Derivation of Formulas

The equation of the alternating voltage that is applied across the circuit is

$v={{V}_{m}}\sin \omega t$    …. (1)

At any point in time, let the charge of the capacitor be

$q=Cv$        …. (2)

The current flowing through the purely capacitive circuit is given by:

$i=\frac{dq}{dt}$

Substituting (2) in the above equation,

$i=\frac{d}{dt}\left( Cv \right)$ …. (3)

$i=\frac{d}{dt}C{{v}_{m}}\sin \omega t=C{{v}_{m}}\frac{d}{dt}\sin \omega t$

$i=\omega C{{v}_{m}}\cos \omega t=\frac{{{V}_{m}}}{1/\omega C}\sin \left( \omega t+\frac{\pi }{2} \right)$

$i=\frac{{{V}_{m}}}{{{X}_{C}}}\sin \left[ \omega t+\frac{\pi }{2} \right]$ …. (4)

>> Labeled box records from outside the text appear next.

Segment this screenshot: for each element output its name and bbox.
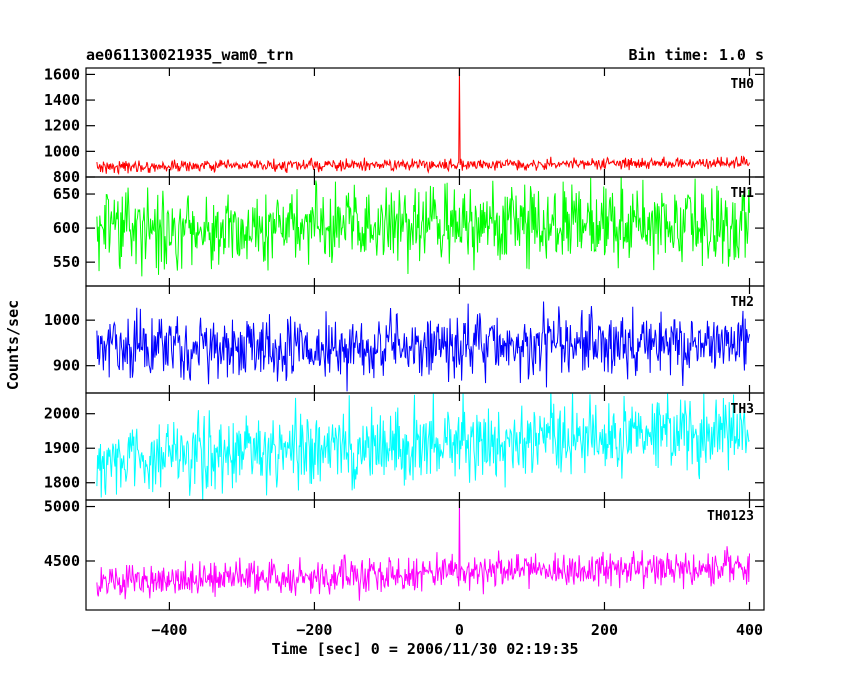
panel-label-th1: TH1 [731,186,755,201]
x-tick-label: 0 [455,621,464,639]
y-tick-label: 1800 [44,474,80,492]
series-line-th2 [96,301,750,392]
panel-th0123: 4500 5000 TH0123 [44,498,765,611]
panel-label-th0123: TH0123 [707,509,754,524]
series-line-th3 [96,393,750,500]
series-line-th1 [96,177,750,277]
panel-th1: 550 600 650 TH1 [53,176,765,287]
panel-th3: 1800 1900 2000 TH3 [44,392,765,501]
x-tick-label: 400 [736,621,763,639]
y-tick-label: 1000 [44,142,80,160]
y-tick-label: 1200 [44,117,80,135]
panel-label-th3: TH3 [731,402,754,417]
y-tick-label: 1900 [44,439,80,457]
y-tick-label: 600 [53,219,80,237]
y-tick-label: 5000 [44,498,80,516]
y-tick-label: 900 [53,357,80,375]
panel-th0: 800 1000 1200 1400 1600 TH0 [44,65,765,186]
bin-time-label: Bin time: 1.0 s [629,46,764,64]
series-line-th0123 [96,500,750,601]
series-line-th0 [96,68,750,176]
x-tick-label: 200 [591,621,618,639]
x-axis: −400 −200 0 200 400 [151,621,763,639]
y-tick-label: 1000 [44,311,80,329]
y-tick-label: 1600 [44,65,80,83]
panel-frame [85,499,765,611]
x-tick-label: −400 [151,621,187,639]
y-tick-label: 2000 [44,405,80,423]
y-axis-title: Counts/sec [4,300,22,390]
y-tick-label: 4500 [44,552,80,570]
chart-title: ae061130021935_wam0_trn [86,46,294,64]
y-tick-label: 550 [53,253,80,271]
y-tick-label: 800 [53,168,80,186]
x-tick-label: −200 [296,621,332,639]
panel-label-th0: TH0 [731,77,755,92]
panel-th2: 900 1000 TH2 [44,285,765,394]
y-tick-label: 650 [53,185,80,203]
y-tick-label: 1400 [44,91,80,109]
panels-group: 800 1000 1200 1400 1600 TH0 550 600 650 TH1 900 100… [44,65,765,611]
panel-label-th2: TH2 [731,295,754,310]
x-axis-title: Time [sec] 0 = 2006/11/30 02:19:35 [271,640,578,658]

where is ${{X}_{C}}=1/\omega C$ the capacitive reactance

Current will be maximum when  $\sin \left( \omega t+\frac{\pi }{2} \right)=1$. Hence,

${{I}_{m}}=\frac{{{V}_{m}}}{{{X}_{C}}}$

On substituting this in (4) we get,

$i={{I}_{m}}\sin \left( \omega t+\frac{\pi }{2} \right)$

The instantaneous power in the capacitor P = VI

$P=\left( {{V}_{m}}\sin \omega t \right){{I}_{m}}\sin \left( \omega t+\frac{\pi }{2} \right)$

$P={{V}_{m}}{{I}_{m}}\sin \omega t\cos \omega t$

$P=\frac{{{V}_{m}}}{\sqrt{2}}\frac{{{I}_{m}}}{\sqrt{2}}\sin 2\omega t$

Or P = 0, i.e., average power consumption in a purely inductive circuit is zero.

Summary

In order to understand a general AC circuit, the capacitance, inductance, and resistance factors must be studied in isolation. It will yield important results about the relationship between current and voltage, the phase difference, and the average power consumption.